What does the UKCPA community mean to you as a practitioner?
Clinical pharmacy is at the heart of most things I do and UKCPA has always been there to both promote development and give me reassurance that specialist practice is thriving.
Who or what inspires you?
I am determined to see better patient outcomes from medicines, and to help begin to solve some longstanding issues. Take polypharmacy for example. We have data that shows an average 85 year old in England is on around 12 dispensed medicines, and the variation is such that some are dispensed 50! This is simply not right and we must do something about it. And who inspires me? My PhD supervisor, Peter Noyce, who died recently. I look back on his career and see how he, with great vision and determination, took clinical pharmacy a long way forward. If I can do half as much as Peter then that would be fine.
What are the biggest challenges facing the profession today?
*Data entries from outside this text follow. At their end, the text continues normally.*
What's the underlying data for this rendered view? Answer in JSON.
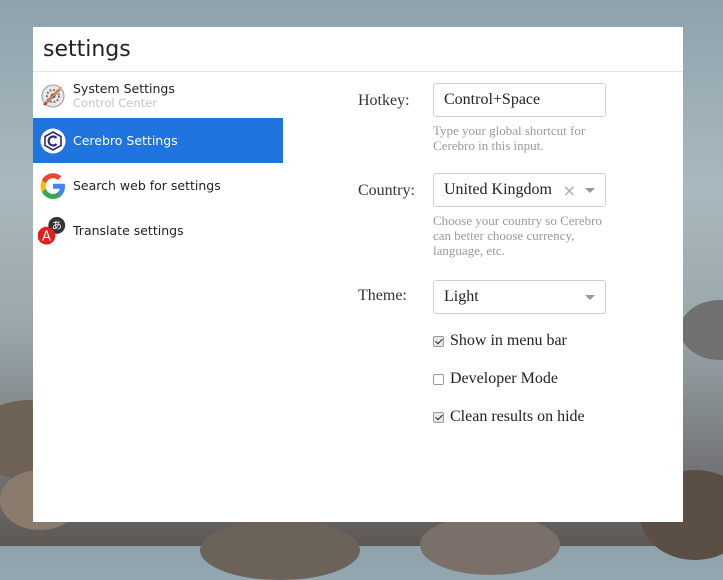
{
  "search": {
    "value": "settings"
  },
  "results": [
    {
      "title": "System Settings",
      "subtitle": "Control Center",
      "icon": "system-settings-icon"
    },
    {
      "title": "Cerebro Settings",
      "subtitle": "",
      "icon": "cerebro-icon",
      "selected": true
    },
    {
      "title": "Search web for settings",
      "subtitle": "",
      "icon": "google-icon"
    },
    {
      "title": "Translate settings",
      "subtitle": "",
      "icon": "translate-icon"
    }
  ],
  "settings": {
    "hotkey": {
      "label": "Hotkey:",
      "value": "Control+Space",
      "hint": "Type your global shortcut for Cerebro in this input."
    },
    "country": {
      "label": "Country:",
      "value": "United Kingdom",
      "clear": "×",
      "hint": "Choose your country so Cerebro can better choose currency, language, etc."
    },
    "theme": {
      "label": "Theme:",
      "value": "Light"
    },
    "checkboxes": [
      {
        "label": "Show in menu bar",
        "checked": true
      },
      {
        "label": "Developer Mode",
        "checked": false
      },
      {
        "label": "Clean results on hide",
        "checked": true
      }
    ]
  },
  "colors": {
    "accent": "#1f74e0",
    "window": "#ffffff"
  }
}
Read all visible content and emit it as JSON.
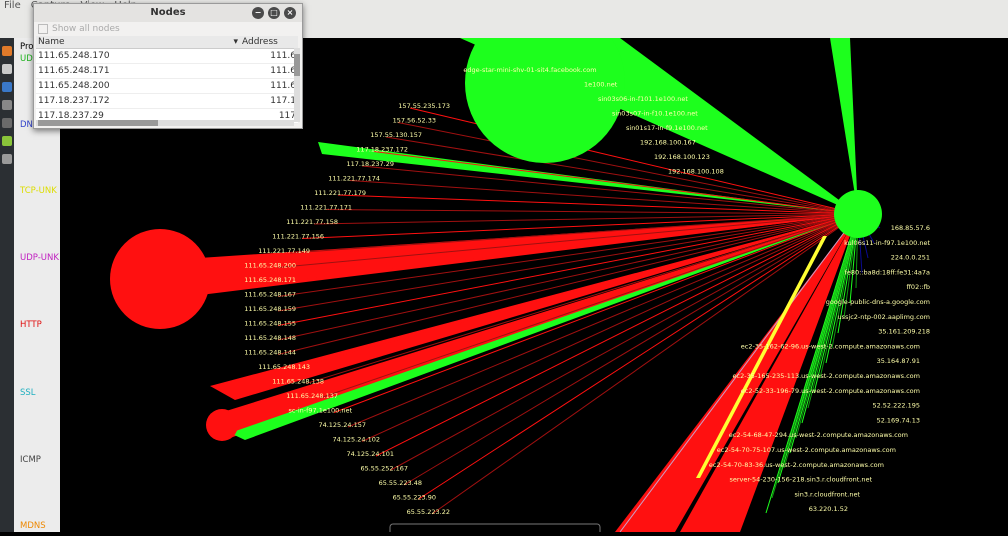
{
  "menu": [
    "File",
    "Capture",
    "View",
    "Help"
  ],
  "legend": [
    {
      "label": "Pro",
      "color": "#555555"
    },
    {
      "label": "UDP",
      "color": "#1db31d"
    },
    {
      "label": "DNS",
      "color": "#3344cc"
    },
    {
      "label": "TCP-UNK",
      "color": "#dddd00"
    },
    {
      "label": "UDP-UNK",
      "color": "#c020c0"
    },
    {
      "label": "HTTP",
      "color": "#e01010"
    },
    {
      "label": "SSL",
      "color": "#20b0c0"
    },
    {
      "label": "ICMP",
      "color": "#444444"
    },
    {
      "label": "MDNS",
      "color": "#ee8800"
    }
  ],
  "nodes_window": {
    "title": "Nodes",
    "show_all": "Show all nodes",
    "col_name": "Name",
    "col_address": "Address",
    "rows": [
      {
        "name": "111.65.248.170",
        "address": "111.6"
      },
      {
        "name": "111.65.248.171",
        "address": "111.6"
      },
      {
        "name": "111.65.248.200",
        "address": "111.6"
      },
      {
        "name": "117.18.237.172",
        "address": "117.1"
      },
      {
        "name": "117.18.237.29",
        "address": "117"
      }
    ]
  },
  "graph": {
    "hub_label": "",
    "left_labels": [
      "157.55.235.173",
      "157.56.52.33",
      "157.55.130.157",
      "117.18.237.172",
      "117.18.237.29",
      "111.221.77.174",
      "111.221.77.179",
      "111.221.77.171",
      "111.221.77.158",
      "111.221.77.156",
      "111.221.77.149",
      "111.65.248.200",
      "111.65.248.171",
      "111.65.248.167",
      "111.65.248.159",
      "111.65.248.155",
      "111.65.248.148",
      "111.65.248.144",
      "111.65.248.143",
      "111.65.248.138",
      "111.65.248.137",
      "sc-in-f97.1e100.net",
      "74.125.24.157",
      "74.125.24.102",
      "74.125.24.101",
      "65.55.252.167",
      "65.55.223.48",
      "65.55.223.90",
      "65.55.223.22"
    ],
    "right_labels": [
      "168.85.57.6",
      "kul06s11-in-f97.1e100.net",
      "224.0.0.251",
      "fe80::ba8d:18ff:fe31:4a7a",
      "ff02::fb",
      "google-public-dns-a.google.com",
      "ussjc2-ntp-002.aaplimg.com",
      "35.161.209.218",
      "ec2-35-162-62-96.us-west-2.compute.amazonaws.com",
      "35.164.87.91",
      "ec2-35-165-235-113.us-west-2.compute.amazonaws.com",
      "ec2-52-33-196-79.us-west-2.compute.amazonaws.com",
      "52.52.222.195",
      "52.169.74.13",
      "ec2-54-68-47-294.us-west-2.compute.amazonaws.com",
      "ec2-54-70-75-107.us-west-2.compute.amazonaws.com",
      "ec2-54-70-83-36.us-west-2.compute.amazonaws.com",
      "server-54-230-156-218.sin3.r.cloudfront.net",
      "sin3.r.cloudfront.net",
      "63.220.1.52"
    ],
    "top_labels": [
      "edge-star-mini-shv-01-sit4.facebook.com",
      "1e100.net",
      "sin03s06-in-f101.1e100.net",
      "sin03s07-in-f10.1e100.net",
      "sin01s17-in-f9.1e100.net",
      "192.168.100.167",
      "192.168.100.123",
      "192.168.100.108"
    ]
  }
}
In some ways, it’s the same for all healthcare professions. The economics and affordability of modern healthcare, the dramatic changes in science, such as genomics, and technology, and of course changing demographics and the demands of the public in an ever more transparent society.
But right now the biggest challenge for pharmacy is to embrace the opportunities of the incredible demand for clinical pharmacy, whilst modernising the structures and processes that will be needed to make the most of that opportunity. This will take a whole new level of leadership, at every level of the profession, and by those who influence it.
Tell us something people don’t know about you.
During a school rugby match, I (badly) tackled an up and coming footballer. He fell awkwardly and broke his arm. That was Tony Adams, who later became Arsenal and England captain. Sorry Tony!